Russian Vice Prime Minister Sergei Ivanov put forward an idea to consider the opportunity of launching the air taxi project in Moscow. There is no solution to the problem of traffic jams in the city, so one should consider all possible variants, including the helicopter taxi service, the official believes.
"This is just an idea, but let's tale a closer look at it," the minister said. According to Ivanov, the service will find demand with the passengers, who need to travel from the center of the city to airports within the shortest amount of time possible, RIA Novosti reports. The flights, if materialize, will be organized by certified companies, the minister added.
In the summer of 1010, Moscow region governor Boris Gromov scathingly advised car owners should replace their cars with personal choppers if they wanted to have the problem of traffic jams solved. This looks like a "if there is no bread, let them eat cakes" situation.

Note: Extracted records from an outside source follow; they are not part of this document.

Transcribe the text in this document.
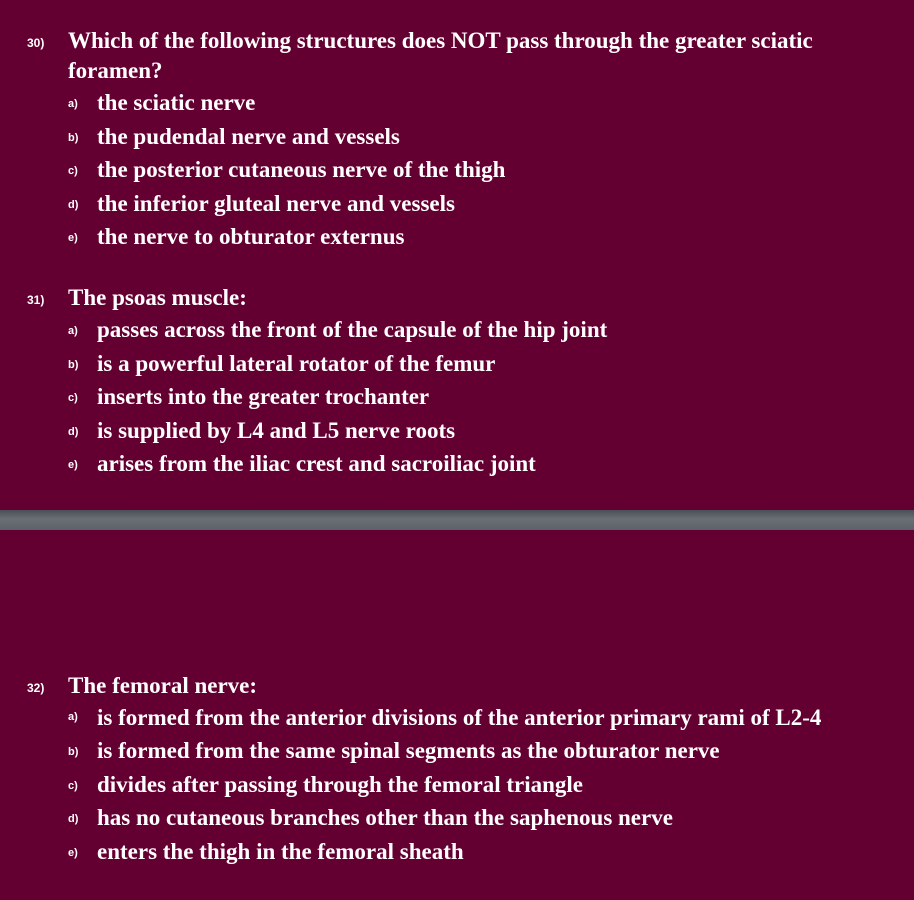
30) Which of the following structures does NOT pass through the greater sciatic foramen?
a) the sciatic nerve
b) the pudendal nerve and vessels
c) the posterior cutaneous nerve of the thigh
d) the inferior gluteal nerve and vessels
e) the nerve to obturator externus
31) The psoas muscle:
a) passes across the front of the capsule of the hip joint
b) is a powerful lateral rotator of the femur
c) inserts into the greater trochanter
d) is supplied by L4 and L5 nerve roots
e) arises from the iliac crest and sacroiliac joint
32) The femoral nerve:
a) is formed from the anterior divisions of the anterior primary rami of L2-4
b) is formed from the same spinal segments as the obturator nerve
c) divides after passing through the femoral triangle
d) has no cutaneous branches other than the saphenous nerve
e) enters the thigh in the femoral sheath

Moscow has special rules that regulate the flights above the territory of the city. To put it in a nutshell, it is strictly forbidden to fly above the capital. The air space above the city has been closed for many years, although during the Soviet times some people could land their planes on Red Square. This is probably the reason why the sitting authorities propose opening flying routes above the Moskva River and its branches.
"To allow the flights of small planes and helicopters above Moscow, above the riverbed, one needs to have a special decision from the government. Mot likely, they won't risk security above the capital for those hurrying to catch their flights. The key figures in the country fly their own aircraft," Noviye Izvestia quoted an anonymous source at Russian Air Force as saying.
Nevertheless, now the offer comes from a high-ranking official representing federal authorities, who supervise Moscow's air space.
The idea of launching the air taxi service in the Russian capital appeared years ago. The "plane version" of it stipulated building air communication between Moscow and the centers of neighboring regions. As for the in-city taxi service, the flight routes were supposed to open above riverbeds, freeways and industrial areas. Helicopter pads were planned to be built on the roofs of garages and medical centers. Every ten minutes of flight would cost approximately $150.
One may say that the air taxi service already exists in Russia's major cities, such as Moscow, St. Petersburg, Samara and Nizhni Novgorod. Small planes used for the service provide air communication with other cities rather than inside cities. However, this type of air transportation develops very slowly.